The AEM/S System mast is an enclosed structure that protects radars and communication antennas from weather exposure and provides access for repairs, thus greatly reducing maintenance costs and risk of failure. The top half is divided into two radome-like compartments; the upper compartment houses the Mk 23 Target Acquisition System (TAS) antenna and the lower encloses the AN/SPS-40 air search antenna. Structural design requirements for strength and stiffness meet Fleet requirements for vibration, shock, and fatigue.
Participating in the development, design, and construction of the AEM/S System were representatives of the Office of Naval Research, Naval Sea Systems Command, Naval Research Laboratory, Carderock and Dahlgren Divisions of the Naval Surface Warfare Center, Naval Command and Control and Ocean Surveillance Center, and Norfolk Naval Shipyard. Industry participants were Ingalls Shipbuilding, Seemann Composites, Mission Research Corporation, Material Sciences Corporation, Ohio State University, and Analysis & Technology.
LPDs' boat and cargo crane are a "reduced radar cross section signature" hydraulic crane. The 22,000 lb. rated, 65 ft. knuckleboom crane will be able to move Rigid Hull Inflatable Boats from the boat valley to the waterline, recover the boats, or load cargo pierside or at sea. The newly designed crane utilizes a positive control "Derrick Head" capturing device that affords safe boat operations through Sea State 3 conditions (3-4 feet seas).

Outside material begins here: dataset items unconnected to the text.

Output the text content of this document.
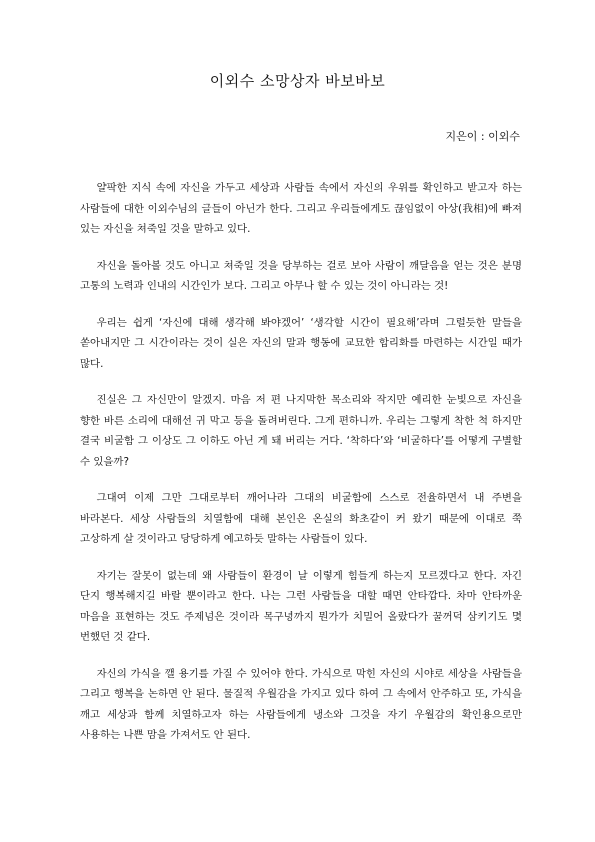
이외수 소망상자 바보바보

지은이 : 이외수

얄팍한 지식 속에 자신을 가두고 세상과 사람들 속에서 자신의 우위를 확인하고 받고자 하는 사람들에 대한 이외수님의 글들이 아닌가 한다. 그리고 우리들에게도 끊임없이 아상(我相)에 빠져 있는 자신을 쳐죽일 것을 말하고 있다.

자신을 돌아볼 것도 아니고 쳐죽일 것을 당부하는 걸로 보아 사람이 깨달음을 얻는 것은 분명 고통의 노력과 인내의 시간인가 보다. 그리고 아무나 할 수 있는 것이 아니라는 것!

우리는 쉽게 ‘자신에 대해 생각해 봐야겠어’ ‘생각할 시간이 필요해’라며 그럴듯한 말들을 쏟아내지만 그 시간이라는 것이 실은 자신의 말과 행동에 교묘한 합리화를 마련하는 시간일 때가 많다.

진실은 그 자신만이 알겠지. 마음 저 편 나지막한 목소리와 작지만 예리한 눈빛으로 자신을 향한 바른 소리에 대해선 귀 막고 등을 돌려버린다. 그게 편하니까. 우리는 그렇게 착한 척 하지만 결국 비굴함 그 이상도 그 이하도 아닌 게 돼 버리는 거다. ‘착하다’와 ‘비굴하다’를 어떻게 구별할 수 있을까?

그대여 이제 그만 그대로부터 깨어나라 그대의 비굴함에 스스로 전율하면서 내 주변을 바라본다. 세상 사람들의 치열함에 대해 본인은 온실의 화초같이 커 왔기 때문에 이대로 쭉 고상하게 살 것이라고 당당하게 예고하듯 말하는 사람들이 있다.

자기는 잘못이 없는데 왜 사람들이 환경이 날 이렇게 힘들게 하는지 모르겠다고 한다. 자긴 단지 행복해지길 바랄 뿐이라고 한다. 나는 그런 사람들을 대할 때면 안타깝다. 차마 안타까운 마음을 표현하는 것도 주제넘은 것이라 목구녕까지 뭔가가 치밀어 올랐다가 꿀꺼덕 삼키기도 몇 번했던 것 같다.

자신의 가식을 깰 용기를 가질 수 있어야 한다. 가식으로 막힌 자신의 시야로 세상을 사람들을 그리고 행복을 논하면 안 된다. 물질적 우월감을 가지고 있다 하여 그 속에서 안주하고 또, 가식을 깨고 세상과 함께 치열하고자 하는 사람들에게 냉소와 그것을 자기 우월감의 확인용으로만 사용하는 나쁜 맘을 가져서도 안 된다.
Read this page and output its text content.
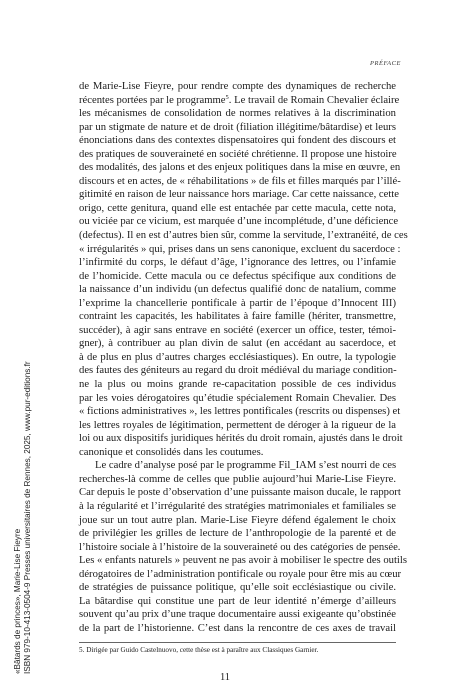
PRÉFACE
de Marie-Lise Fieyre, pour rendre compte des dynamiques de recherche
récentes portées par le programme$^5$. Le travail de Romain Chevalier éclaire
les mécanismes de consolidation de normes relatives à la discrimination
par un stigmate de nature et de droit (filiation illégitime/bâtardise) et leurs
énonciations dans des contextes dispensatoires qui fondent des discours et
des pratiques de souveraineté en société chrétienne. Il propose une histoire
des modalités, des jalons et des enjeux politiques dans la mise en œuvre, en
discours et en actes, de « réhabilitations » de fils et filles marqués par l’illé-
gitimité en raison de leur naissance hors mariage. Car cette naissance, cette
origo, cette genitura, quand elle est entachée par cette macula, cette nota,
ou viciée par ce vicium, est marquée d’une incomplétude, d’une déficience
(defectus). Il en est d’autres bien sûr, comme la servitude, l’extranéité, de ces
« irrégularités » qui, prises dans un sens canonique, excluent du sacerdoce :
l’infirmité du corps, le défaut d’âge, l’ignorance des lettres, ou l’infamie
de l’homicide. Cette macula ou ce defectus spécifique aux conditions de
la naissance d’un individu (un defectus qualifié donc de natalium, comme
l’exprime la chancellerie pontificale à partir de l’époque d’Innocent III)
contraint les capacités, les habilitates à faire famille (hériter, transmettre,
succéder), à agir sans entrave en société (exercer un office, tester, témoi-
gner), à contribuer au plan divin de salut (en accédant au sacerdoce, et
à de plus en plus d’autres charges ecclésiastiques). En outre, la typologie
des fautes des géniteurs au regard du droit médiéval du mariage condition-
ne la plus ou moins grande re-capacitation possible de ces individus
par les voies dérogatoires qu’étudie spécialement Romain Chevalier. Des
« fictions administratives », les lettres pontificales (rescrits ou dispenses) et
les lettres royales de légitimation, permettent de déroger à la rigueur de la
loi ou aux dispositifs juridiques hérités du droit romain, ajustés dans le droit
canonique et consolidés dans les coutumes.
Le cadre d’analyse posé par le programme Fil_IAM s’est nourri de ces
recherches-là comme de celles que publie aujourd’hui Marie-Lise Fieyre.
Car depuis le poste d’observation d’une puissante maison ducale, le rapport
à la régularité et l’irrégularité des stratégies matrimoniales et familiales se
joue sur un tout autre plan. Marie-Lise Fieyre défend également le choix
de privilégier les grilles de lecture de l’anthropologie de la parenté et de
l’histoire sociale à l’histoire de la souveraineté ou des catégories de pensée.
Les « enfants naturels » peuvent ne pas avoir à mobiliser le spectre des outils
dérogatoires de l’administration pontificale ou royale pour être mis au cœur
de stratégies de puissance politique, qu’elle soit ecclésiastique ou civile.
La bâtardise qui constitue une part de leur identité n’émerge d’ailleurs
souvent qu’au prix d’une traque documentaire aussi exigeante qu’obstinée
de la part de l’historienne. C’est dans la rencontre de ces axes de travail
5. Dirigée par Guido Castelnuovo, cette thèse est à paraître aux Classiques Garnier.
11
«Bâtards de princes», Marie-Lise Fieyre ISBN 979-10-413-0504-9 Presses universitaires de Rennes, 2025, www.pur-editions.fr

The LPD 17 class will have minimal and manageable environmental impact. The pollution mitigation devices installed in the LPD 17 class are state-of-the-art for warships and meet the requirements of regulatory agencies and present day law. The design has space and weight margins in place to accommodate back fit of future environmentally required systems. The ship has an oil pollution control system capable of processing bilge water to meet current Federal requirements with the capability of returning water for further processing if output requirements are exceeded, and its air conditioning, refrigeration, and fire suppression systems are free of chlorofluorocarbons - a Navy first.